# Need some help on finding a bow.



## NWIA (Jul 30, 2009)

Hello, I'm new here and new to archery. I've shot a couple of my buddies bows and they were all hoyts. I liked the feel of them but I feel they are are out of my price range. I'm looking for a solid bow for around 400 dollars with a package. Or if you guys could suggest a bare bow I could get with money left over get the the essentials. Here in Northwest Iowa there aren't really any shops I can go to shoot different models. I like the look of the bear line. I will most likely be trying to find everything on ebay. If its possible I would like to find one that is quite and has some speed. This will probably be just a hunting bow since I'm just getting started but if I get good and like the sport I might try to get into some competitive shoots. Hopefully you guys can help a newbie out and give me some ideas what to look for. Thanks a lot for the help!

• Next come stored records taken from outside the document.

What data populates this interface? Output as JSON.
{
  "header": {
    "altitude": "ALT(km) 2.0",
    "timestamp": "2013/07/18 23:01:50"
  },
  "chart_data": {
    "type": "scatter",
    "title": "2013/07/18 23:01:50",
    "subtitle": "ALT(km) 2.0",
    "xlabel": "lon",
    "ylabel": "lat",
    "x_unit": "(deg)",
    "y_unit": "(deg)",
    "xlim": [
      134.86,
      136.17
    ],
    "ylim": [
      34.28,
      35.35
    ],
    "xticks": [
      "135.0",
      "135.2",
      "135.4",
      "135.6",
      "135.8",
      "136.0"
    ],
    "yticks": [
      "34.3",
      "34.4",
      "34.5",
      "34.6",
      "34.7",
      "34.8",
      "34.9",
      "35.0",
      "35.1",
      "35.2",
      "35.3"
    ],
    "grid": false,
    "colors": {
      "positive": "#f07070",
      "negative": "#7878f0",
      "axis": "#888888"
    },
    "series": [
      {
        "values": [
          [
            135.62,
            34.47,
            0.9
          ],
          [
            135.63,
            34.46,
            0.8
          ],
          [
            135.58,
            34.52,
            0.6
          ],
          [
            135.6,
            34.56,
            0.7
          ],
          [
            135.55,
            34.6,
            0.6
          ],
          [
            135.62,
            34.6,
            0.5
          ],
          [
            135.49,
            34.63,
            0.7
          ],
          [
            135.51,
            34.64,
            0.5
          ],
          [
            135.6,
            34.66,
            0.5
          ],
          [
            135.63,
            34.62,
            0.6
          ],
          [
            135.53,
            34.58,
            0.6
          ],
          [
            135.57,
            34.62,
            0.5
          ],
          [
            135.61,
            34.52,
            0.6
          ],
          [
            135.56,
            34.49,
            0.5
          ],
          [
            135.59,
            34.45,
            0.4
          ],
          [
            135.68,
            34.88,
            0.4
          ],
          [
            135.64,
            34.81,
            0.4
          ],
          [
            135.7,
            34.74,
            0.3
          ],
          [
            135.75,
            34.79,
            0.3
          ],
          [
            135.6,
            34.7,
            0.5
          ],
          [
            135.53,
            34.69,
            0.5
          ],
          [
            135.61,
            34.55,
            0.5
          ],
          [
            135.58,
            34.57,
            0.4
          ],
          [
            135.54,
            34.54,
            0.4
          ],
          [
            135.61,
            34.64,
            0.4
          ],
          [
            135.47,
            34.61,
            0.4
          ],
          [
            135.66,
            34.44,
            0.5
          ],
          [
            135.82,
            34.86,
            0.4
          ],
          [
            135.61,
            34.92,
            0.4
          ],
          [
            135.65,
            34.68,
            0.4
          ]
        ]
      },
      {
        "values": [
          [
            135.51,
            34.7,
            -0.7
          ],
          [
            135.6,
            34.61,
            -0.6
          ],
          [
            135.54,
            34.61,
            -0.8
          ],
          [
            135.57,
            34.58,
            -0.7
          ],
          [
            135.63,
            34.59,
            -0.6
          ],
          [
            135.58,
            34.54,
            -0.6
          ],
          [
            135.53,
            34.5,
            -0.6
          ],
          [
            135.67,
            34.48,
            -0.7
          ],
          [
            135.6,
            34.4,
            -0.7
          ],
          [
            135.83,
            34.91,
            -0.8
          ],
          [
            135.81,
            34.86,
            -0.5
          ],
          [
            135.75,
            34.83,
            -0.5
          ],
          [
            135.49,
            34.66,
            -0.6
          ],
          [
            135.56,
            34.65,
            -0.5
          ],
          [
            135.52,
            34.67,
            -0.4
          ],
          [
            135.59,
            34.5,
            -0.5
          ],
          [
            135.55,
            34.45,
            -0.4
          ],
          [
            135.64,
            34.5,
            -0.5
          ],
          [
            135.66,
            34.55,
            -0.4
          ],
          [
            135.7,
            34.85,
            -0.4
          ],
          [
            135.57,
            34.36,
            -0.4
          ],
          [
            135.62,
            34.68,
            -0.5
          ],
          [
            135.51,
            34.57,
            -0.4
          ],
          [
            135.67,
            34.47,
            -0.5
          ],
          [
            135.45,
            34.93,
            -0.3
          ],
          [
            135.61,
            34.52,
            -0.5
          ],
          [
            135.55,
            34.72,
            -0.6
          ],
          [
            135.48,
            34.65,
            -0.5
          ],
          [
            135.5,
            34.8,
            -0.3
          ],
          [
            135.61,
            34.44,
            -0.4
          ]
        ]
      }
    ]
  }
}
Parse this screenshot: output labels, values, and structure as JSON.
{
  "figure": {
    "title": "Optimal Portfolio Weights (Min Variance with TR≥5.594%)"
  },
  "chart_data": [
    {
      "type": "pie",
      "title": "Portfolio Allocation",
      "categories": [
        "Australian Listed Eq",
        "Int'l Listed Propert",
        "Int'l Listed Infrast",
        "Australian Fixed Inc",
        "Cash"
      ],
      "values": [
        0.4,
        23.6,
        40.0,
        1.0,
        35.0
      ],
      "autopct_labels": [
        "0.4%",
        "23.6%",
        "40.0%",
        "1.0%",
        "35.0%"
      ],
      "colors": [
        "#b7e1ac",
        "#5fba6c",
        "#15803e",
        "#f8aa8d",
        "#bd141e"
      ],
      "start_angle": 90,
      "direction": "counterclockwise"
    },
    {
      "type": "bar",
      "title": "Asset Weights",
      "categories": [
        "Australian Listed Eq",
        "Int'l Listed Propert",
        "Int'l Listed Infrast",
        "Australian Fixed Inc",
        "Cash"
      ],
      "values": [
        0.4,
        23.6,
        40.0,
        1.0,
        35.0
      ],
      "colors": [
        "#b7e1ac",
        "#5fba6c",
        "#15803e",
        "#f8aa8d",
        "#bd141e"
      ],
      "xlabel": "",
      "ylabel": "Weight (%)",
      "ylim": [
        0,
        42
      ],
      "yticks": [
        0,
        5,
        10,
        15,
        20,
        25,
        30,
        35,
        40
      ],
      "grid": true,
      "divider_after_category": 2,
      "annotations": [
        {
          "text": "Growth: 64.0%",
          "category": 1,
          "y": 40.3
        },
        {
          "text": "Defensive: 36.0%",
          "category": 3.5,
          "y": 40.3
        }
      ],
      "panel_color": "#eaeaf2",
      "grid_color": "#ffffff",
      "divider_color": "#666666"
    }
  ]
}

Have a good day!


----------



## RonnieB54 (Jun 15, 2009)

Martin makes a nice bow you can pick up for around $400. They have a smooth draw and are just as fast as your high end bows like Hoyt. Look ino a Martin Moab great shooting bow you can't go wrong with one of these. If this is going to be your first bow make sure you go to a dealer to get your draw length measured first, this is very important.


----------



## NWIA (Jul 30, 2009)

I've been looking at those Martins. Look nice. My uncle shoots a AR and loves it. I've found some good deals around for those with everything on it. I found some information about using your wingspan and dividing by 2.5. I heard that is pretty acurate. If I can't get to a dealer before I find a deal I will just go by that number. Thanks for the opinion on the Martins. I'm looking into those more than the Bear line now.


----------



## timpat92855 (Aug 18, 2008)

Might look at a Rock by Diamond. Its alot of bow for $400.


----------



## Rhody Hunter (Jul 14, 2008)

look at some used bows. sometimes there are some good deals


----------